Some club operators balk at the thought of paying someone $5 for a tour, but the reality of the situation is that a club's average lead acquisition cost is much higher, making this a low-cost lead. Remember, the $5 is only given for a complete tour and presentation. You can also spice up this promotion by having an interscholastic competition, giving the school that has the most guest passes returned a prize of $500. This type of twist takes more organizational skills to keep the competition interesting and growing, and you need to set a minimum number of returns in order to receive the prize, but taking the time and effort should pay off in the increased number of guest passes hitting your community and the possible PR that could come out of the competition.
The final offbeat promotion is an internal marketing idea. It is another twist on a successful promotion that was covered in a previous year's Marketing Matters. Some of you may remember the birthday card promotion. This is where the names and addresses of people whose birthday it is that month are obtained and a card is sent to them. Inside the card is a trial membership to the club, usually for 30 days. To increase response rate our centers have also given the recipient a free mini-facial. Of course, a club that does not offer aesthetic treatments could add something else, like a personal training session.

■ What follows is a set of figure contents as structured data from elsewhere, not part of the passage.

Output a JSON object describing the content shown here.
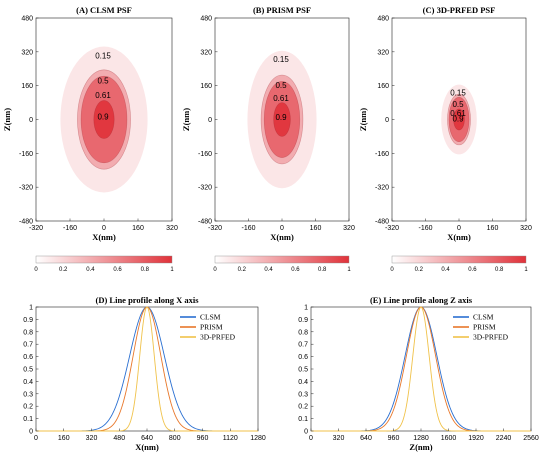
{
  "colors": {
    "psf_base": "#e0323a",
    "psf_light": "#f6d0d2",
    "clsm": "#2a6fd1",
    "prism": "#e8772a",
    "prfed": "#f0c24a"
  },
  "chart_data": [
    {
      "type": "heatmap",
      "title": "(A) CLSM PSF",
      "xlabel": "X(nm)",
      "ylabel": "Z(nm)",
      "xlim": [
        -320,
        320
      ],
      "ylim": [
        -480,
        480
      ],
      "xticks": [
        "-320",
        "-160",
        "0",
        "160",
        "320"
      ],
      "yticks": [
        "480",
        "320",
        "160",
        "0",
        "-160",
        "-320",
        "-480"
      ],
      "contour_levels": [
        "0.15",
        "0.5",
        "0.61",
        "0.9"
      ],
      "colorbar_ticks": [
        "0",
        "0.2",
        "0.4",
        "0.6",
        "0.8",
        "1"
      ],
      "psf_semi_axes_x": [
        205,
        125,
        108,
        48
      ],
      "psf_semi_axes_z": [
        345,
        235,
        205,
        90
      ]
    },
    {
      "type": "heatmap",
      "title": "(B) PRISM PSF",
      "xlabel": "X(nm)",
      "ylabel": "Z(nm)",
      "xlim": [
        -320,
        320
      ],
      "ylim": [
        -480,
        480
      ],
      "xticks": [
        "-320",
        "-160",
        "0",
        "160",
        "320"
      ],
      "yticks": [
        "480",
        "320",
        "160",
        "0",
        "-160",
        "-320",
        "-480"
      ],
      "contour_levels": [
        "0.15",
        "0.5",
        "0.61",
        "0.9"
      ],
      "colorbar_ticks": [
        "0",
        "0.2",
        "0.4",
        "0.6",
        "0.8",
        "1"
      ],
      "psf_semi_axes_x": [
        165,
        100,
        85,
        40
      ],
      "psf_semi_axes_z": [
        325,
        210,
        180,
        80
      ]
    },
    {
      "type": "heatmap",
      "title": "(C) 3D-PRFED PSF",
      "xlabel": "X(nm)",
      "ylabel": "Z(nm)",
      "xlim": [
        -320,
        320
      ],
      "ylim": [
        -480,
        480
      ],
      "xticks": [
        "-320",
        "-160",
        "0",
        "160",
        "320"
      ],
      "yticks": [
        "480",
        "320",
        "160",
        "0",
        "-160",
        "-320",
        "-480"
      ],
      "contour_levels": [
        "0.15",
        "0.5",
        "0.61",
        "0.9"
      ],
      "colorbar_ticks": [
        "0",
        "0.2",
        "0.4",
        "0.6",
        "0.8",
        "1"
      ],
      "psf_semi_axes_x": [
        85,
        55,
        48,
        26
      ],
      "psf_semi_axes_z": [
        165,
        120,
        105,
        50
      ]
    },
    {
      "type": "line",
      "title": "(D) Line profile along X axis",
      "xlabel": "X(nm)",
      "ylabel": "",
      "xlim": [
        0,
        1280
      ],
      "ylim": [
        0,
        1
      ],
      "xticks": [
        "0",
        "160",
        "320",
        "480",
        "640",
        "800",
        "960",
        "1120",
        "1280"
      ],
      "yticks": [
        "0",
        "0.1",
        "0.2",
        "0.3",
        "0.4",
        "0.5",
        "0.6",
        "0.7",
        "0.8",
        "0.9",
        "1"
      ],
      "legend_position": "top-right",
      "series": [
        {
          "name": "CLSM",
          "center": 640,
          "sigma": 100,
          "color": "#2a6fd1"
        },
        {
          "name": "PRISM",
          "center": 640,
          "sigma": 80,
          "color": "#e8772a"
        },
        {
          "name": "3D-PRFED",
          "center": 640,
          "sigma": 42,
          "color": "#f0c24a"
        }
      ]
    },
    {
      "type": "line",
      "title": "(E) Line profile along Z axis",
      "xlabel": "Z(nm)",
      "ylabel": "",
      "xlim": [
        0,
        2560
      ],
      "ylim": [
        0,
        1
      ],
      "xticks": [
        "0",
        "320",
        "640",
        "960",
        "1280",
        "1600",
        "1920",
        "2240",
        "2560"
      ],
      "yticks": [
        "0",
        "0.1",
        "0.2",
        "0.3",
        "0.4",
        "0.5",
        "0.6",
        "0.7",
        "0.8",
        "0.9",
        "1"
      ],
      "legend_position": "top-right",
      "series": [
        {
          "name": "CLSM",
          "center": 1280,
          "sigma": 185,
          "color": "#2a6fd1"
        },
        {
          "name": "PRISM",
          "center": 1280,
          "sigma": 170,
          "color": "#e8772a"
        },
        {
          "name": "3D-PRFED",
          "center": 1280,
          "sigma": 95,
          "color": "#f0c24a"
        }
      ]
    }
  ]
}
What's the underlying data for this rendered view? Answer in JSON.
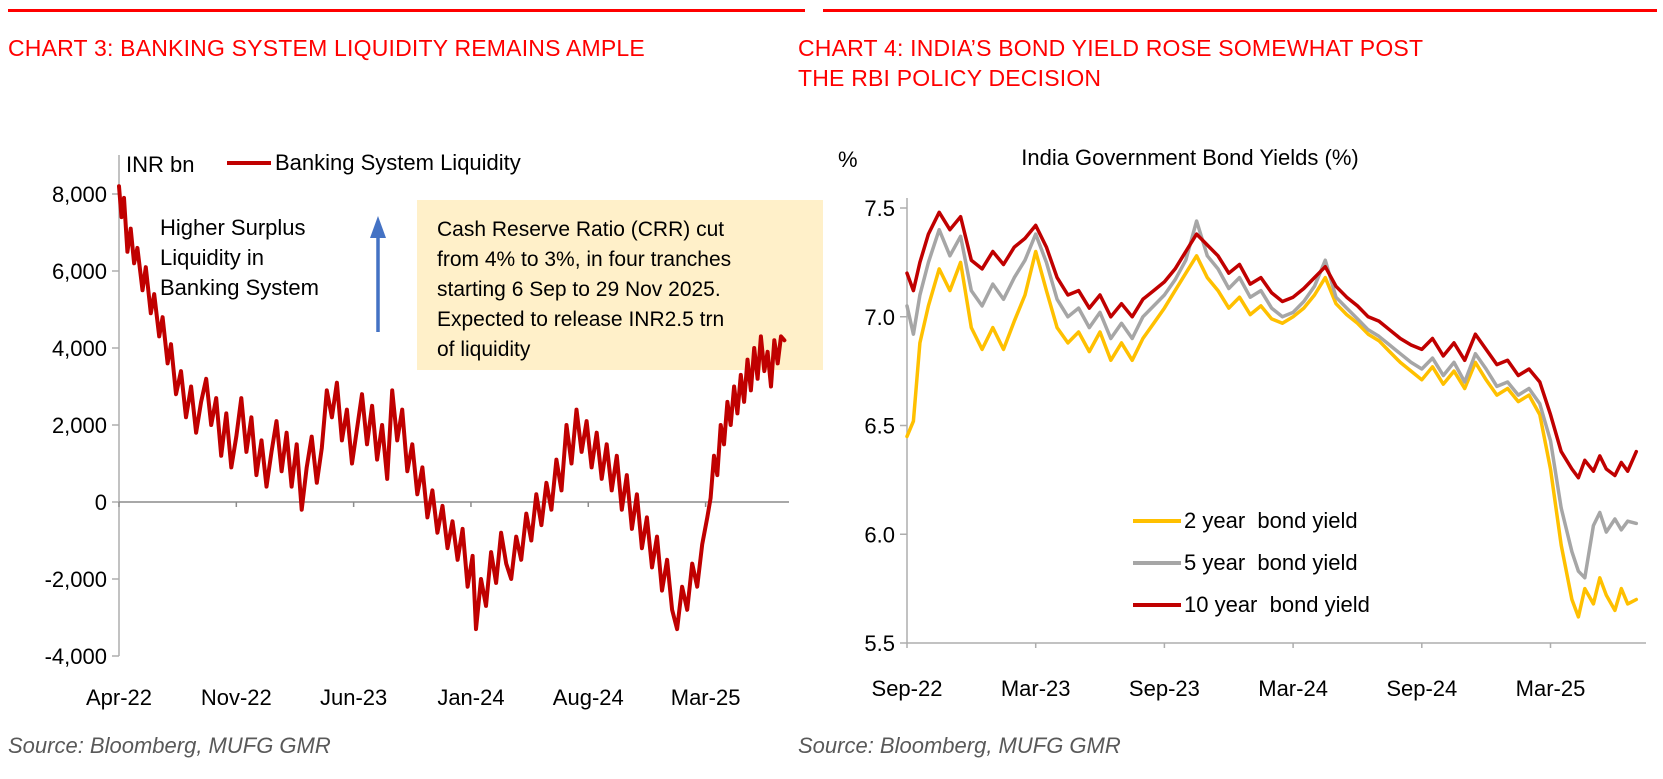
{
  "colors": {
    "heading_red": "#FF0000",
    "line_dark_red": "#C00000",
    "line_gray": "#A6A6A6",
    "line_gold": "#FFC000",
    "callout_bg": "#FFF0C9",
    "arrow_blue": "#4472C4",
    "source_gray": "#595959",
    "axis_gray": "#ADADAD",
    "zero_line_gray": "#8C8C8C"
  },
  "left_panel": {
    "heading": "CHART 3: BANKING SYSTEM LIQUIDITY REMAINS AMPLE",
    "axis_unit_label": "INR bn",
    "legend": [
      {
        "label": "Banking System Liquidity",
        "color": "#C00000"
      }
    ],
    "annotation": "Higher Surplus\nLiquidity in\nBanking System",
    "callout_text": "Cash Reserve Ratio (CRR) cut\nfrom 4% to 3%, in four tranches\nstarting 6 Sep to 29 Nov 2025.\nExpected to release INR2.5 trn\nof liquidity",
    "source": "Source: Bloomberg, MUFG GMR",
    "chart_data": {
      "type": "line",
      "title": "",
      "ylabel": "INR bn",
      "xlabel": "",
      "x_unit": "months since Apr-2022",
      "xlim": [
        0,
        39.7
      ],
      "ylim": [
        -4000,
        9000
      ],
      "grid": "zero-line only",
      "x_tick_positions": [
        0,
        7,
        14,
        21,
        28,
        35
      ],
      "x_tick_labels": [
        "Apr-22",
        "Nov-22",
        "Jun-23",
        "Jan-24",
        "Aug-24",
        "Mar-25"
      ],
      "y_tick_values": [
        8000,
        6000,
        4000,
        2000,
        0,
        -2000,
        -4000
      ],
      "y_tick_labels": [
        "8,000",
        "6,000",
        "4,000",
        "2,000",
        "0",
        "-2,000",
        "-4,000"
      ],
      "series": [
        {
          "name": "Banking System Liquidity",
          "color": "#C00000",
          "x": [
            0,
            0.15,
            0.3,
            0.5,
            0.7,
            0.9,
            1.1,
            1.4,
            1.6,
            1.9,
            2.1,
            2.4,
            2.6,
            2.9,
            3.1,
            3.4,
            3.7,
            4.0,
            4.3,
            4.6,
            4.9,
            5.2,
            5.5,
            5.8,
            6.1,
            6.4,
            6.7,
            7.0,
            7.3,
            7.6,
            7.9,
            8.2,
            8.5,
            8.8,
            9.1,
            9.4,
            9.7,
            10.0,
            10.3,
            10.6,
            10.9,
            11.2,
            11.5,
            11.8,
            12.1,
            12.4,
            12.7,
            13.0,
            13.3,
            13.6,
            13.9,
            14.2,
            14.5,
            14.8,
            15.1,
            15.4,
            15.7,
            16.0,
            16.3,
            16.6,
            16.9,
            17.2,
            17.5,
            17.8,
            18.1,
            18.4,
            18.7,
            19.0,
            19.3,
            19.6,
            19.9,
            20.2,
            20.5,
            20.8,
            21.1,
            21.3,
            21.6,
            21.9,
            22.2,
            22.5,
            22.8,
            23.1,
            23.4,
            23.7,
            24.0,
            24.3,
            24.6,
            24.9,
            25.2,
            25.5,
            25.8,
            26.1,
            26.4,
            26.7,
            27.0,
            27.3,
            27.6,
            27.9,
            28.2,
            28.5,
            28.8,
            29.1,
            29.4,
            29.7,
            30.0,
            30.3,
            30.6,
            30.9,
            31.2,
            31.5,
            31.8,
            32.1,
            32.4,
            32.7,
            33.0,
            33.3,
            33.6,
            33.9,
            34.2,
            34.5,
            34.8,
            35.1,
            35.3,
            35.5,
            35.7,
            35.9,
            36.1,
            36.3,
            36.5,
            36.7,
            36.9,
            37.1,
            37.3,
            37.5,
            37.7,
            37.9,
            38.1,
            38.3,
            38.5,
            38.7,
            38.9,
            39.1,
            39.3,
            39.5,
            39.7
          ],
          "y": [
            8200,
            7400,
            7900,
            6500,
            7100,
            6200,
            6600,
            5500,
            6100,
            4900,
            5400,
            4300,
            4800,
            3600,
            4100,
            2800,
            3400,
            2200,
            3000,
            1800,
            2600,
            3200,
            2000,
            2700,
            1200,
            2300,
            900,
            1700,
            2700,
            1300,
            2200,
            700,
            1600,
            400,
            1300,
            2100,
            800,
            1800,
            400,
            1500,
            -200,
            900,
            1700,
            500,
            1400,
            2900,
            2200,
            3100,
            1600,
            2400,
            1000,
            1900,
            2800,
            1500,
            2500,
            1100,
            2000,
            600,
            2900,
            1600,
            2400,
            800,
            1500,
            200,
            900,
            -400,
            300,
            -800,
            -100,
            -1200,
            -500,
            -1500,
            -700,
            -2200,
            -1400,
            -3300,
            -2000,
            -2700,
            -1300,
            -2100,
            -800,
            -1600,
            -2000,
            -900,
            -1500,
            -300,
            -1000,
            200,
            -600,
            500,
            -200,
            1100,
            300,
            2000,
            1000,
            2400,
            1300,
            2100,
            900,
            1800,
            600,
            1500,
            300,
            1200,
            -200,
            700,
            -700,
            200,
            -1200,
            -400,
            -1700,
            -900,
            -2300,
            -1500,
            -2800,
            -3300,
            -2200,
            -2800,
            -1600,
            -2200,
            -1100,
            -400,
            100,
            1200,
            700,
            2000,
            1500,
            2600,
            2000,
            3000,
            2300,
            3300,
            2600,
            3700,
            2900,
            4000,
            3200,
            4300,
            3400,
            3900,
            3000,
            4200,
            3600,
            4300,
            4200
          ]
        }
      ]
    }
  },
  "right_panel": {
    "heading": "CHART 4: INDIA’S BOND YIELD ROSE SOMEWHAT POST\nTHE RBI POLICY DECISION",
    "axis_unit_label": "%",
    "legend": [
      {
        "label": "2 year  bond yield",
        "color": "#FFC000"
      },
      {
        "label": "5 year  bond yield",
        "color": "#A6A6A6"
      },
      {
        "label": "10 year  bond yield",
        "color": "#C00000"
      }
    ],
    "source": "Source: Bloomberg, MUFG GMR",
    "chart_data": {
      "type": "line",
      "title": "India Government Bond Yields (%)",
      "ylabel": "%",
      "xlabel": "",
      "x_unit": "months since Sep-2022",
      "xlim": [
        0,
        34
      ],
      "ylim": [
        5.5,
        7.5
      ],
      "grid": "off",
      "legend_position": "inside lower right",
      "x_tick_positions": [
        0,
        6,
        12,
        18,
        24,
        30
      ],
      "x_tick_labels": [
        "Sep-22",
        "Mar-23",
        "Sep-23",
        "Mar-24",
        "Sep-24",
        "Mar-25"
      ],
      "y_tick_values": [
        7.5,
        7.0,
        6.5,
        6.0,
        5.5
      ],
      "y_tick_labels": [
        "7.5",
        "7.0",
        "6.5",
        "6.0",
        "5.5"
      ],
      "x_shared": [
        0,
        0.3,
        0.6,
        1,
        1.5,
        2,
        2.5,
        3,
        3.5,
        4,
        4.5,
        5,
        5.5,
        6,
        6.5,
        7,
        7.5,
        8,
        8.5,
        9,
        9.5,
        10,
        10.5,
        11,
        11.5,
        12,
        12.5,
        13,
        13.5,
        14,
        14.5,
        15,
        15.5,
        16,
        16.5,
        17,
        17.5,
        18,
        18.5,
        19,
        19.5,
        20,
        20.5,
        21,
        21.5,
        22,
        22.5,
        23,
        23.5,
        24,
        24.5,
        25,
        25.5,
        26,
        26.5,
        27,
        27.5,
        28,
        28.5,
        29,
        29.5,
        30,
        30.5,
        31,
        31.3,
        31.6,
        32,
        32.3,
        32.6,
        33,
        33.3,
        33.6,
        34
      ],
      "series": [
        {
          "name": "2 year  bond yield",
          "color": "#FFC000",
          "y": [
            6.45,
            6.52,
            6.88,
            7.05,
            7.22,
            7.12,
            7.25,
            6.95,
            6.85,
            6.95,
            6.85,
            6.98,
            7.1,
            7.3,
            7.12,
            6.95,
            6.88,
            6.93,
            6.84,
            6.93,
            6.8,
            6.88,
            6.8,
            6.9,
            6.97,
            7.04,
            7.12,
            7.2,
            7.28,
            7.18,
            7.12,
            7.04,
            7.09,
            7.01,
            7.05,
            6.99,
            6.97,
            7.0,
            7.04,
            7.1,
            7.18,
            7.06,
            7.01,
            6.97,
            6.92,
            6.89,
            6.84,
            6.79,
            6.75,
            6.71,
            6.77,
            6.69,
            6.75,
            6.67,
            6.79,
            6.71,
            6.64,
            6.67,
            6.61,
            6.64,
            6.55,
            6.3,
            5.95,
            5.7,
            5.62,
            5.75,
            5.68,
            5.8,
            5.72,
            5.65,
            5.75,
            5.68,
            5.7
          ]
        },
        {
          "name": "5 year  bond yield",
          "color": "#A6A6A6",
          "y": [
            7.05,
            6.92,
            7.1,
            7.25,
            7.4,
            7.28,
            7.37,
            7.12,
            7.05,
            7.15,
            7.08,
            7.18,
            7.26,
            7.38,
            7.25,
            7.08,
            7.0,
            7.04,
            6.95,
            7.02,
            6.9,
            6.97,
            6.9,
            7.0,
            7.05,
            7.1,
            7.17,
            7.26,
            7.44,
            7.28,
            7.22,
            7.13,
            7.18,
            7.09,
            7.12,
            7.04,
            7.0,
            7.02,
            7.07,
            7.14,
            7.26,
            7.09,
            7.04,
            6.99,
            6.94,
            6.91,
            6.87,
            6.83,
            6.79,
            6.76,
            6.81,
            6.73,
            6.79,
            6.7,
            6.83,
            6.76,
            6.68,
            6.7,
            6.64,
            6.67,
            6.6,
            6.43,
            6.12,
            5.92,
            5.83,
            5.8,
            6.04,
            6.1,
            6.01,
            6.07,
            6.02,
            6.06,
            6.05
          ]
        },
        {
          "name": "10 year  bond yield",
          "color": "#C00000",
          "y": [
            7.2,
            7.12,
            7.25,
            7.38,
            7.48,
            7.4,
            7.46,
            7.26,
            7.22,
            7.3,
            7.24,
            7.32,
            7.36,
            7.42,
            7.32,
            7.18,
            7.1,
            7.12,
            7.04,
            7.1,
            7.0,
            7.06,
            7.0,
            7.08,
            7.12,
            7.16,
            7.22,
            7.3,
            7.38,
            7.33,
            7.28,
            7.2,
            7.24,
            7.15,
            7.18,
            7.11,
            7.07,
            7.09,
            7.13,
            7.18,
            7.23,
            7.14,
            7.09,
            7.05,
            7.0,
            6.98,
            6.94,
            6.9,
            6.87,
            6.85,
            6.9,
            6.82,
            6.88,
            6.8,
            6.92,
            6.85,
            6.78,
            6.8,
            6.73,
            6.76,
            6.7,
            6.55,
            6.38,
            6.3,
            6.26,
            6.34,
            6.29,
            6.36,
            6.3,
            6.27,
            6.33,
            6.29,
            6.38
          ]
        }
      ]
    }
  }
}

The twist came from a women's-only facility that offered to each birthday card recipient a gift box that was filled with a variety of goodies like a t-shirt, water bottle, sweat towel and diet booklet. The direct mail piece that was sent had a picture of the gift-wrapped box and the side panel had a photo that showed all the enclosed goodies. The addition of the photograph of goodies dramatically increased the response rate to the mailing. When they arrived at the facility, a gift box was wrapped for the birthday guest and was handed to her at check in, which increased rapport and comfort level because the guest stopped being suspicious about a potential “bait and switch” promotion. Although the cost of each tour increased by almost $7, the added number of responses and ultimate sales was worth the investment. Furthermore, the potential for future sales of missed guests was higher because the gifts were fitness oriented — almost all the people who responded had some level of interest in fitness. Therefore, with a good missed guest sales strategy, this promotion can create two waves of sales; the immediate sales from the tours and the future sales from follow up.
Whether using door hangers at clothing stores or laundromats, creating a 5 for 5 guest pass program or taking the time to run a birthday card promotion, these are offbeat marketing ideas that you don't see being used much in the club business. Finding creative ways to attract prospects at low cost is the only way many smaller, owner-operated fitness centers will survive in today's competitive market. It may take time and energy to plan and execute the ideas we have discussed over the past eight months, but doing so will lead to more prospects and a greater level of success.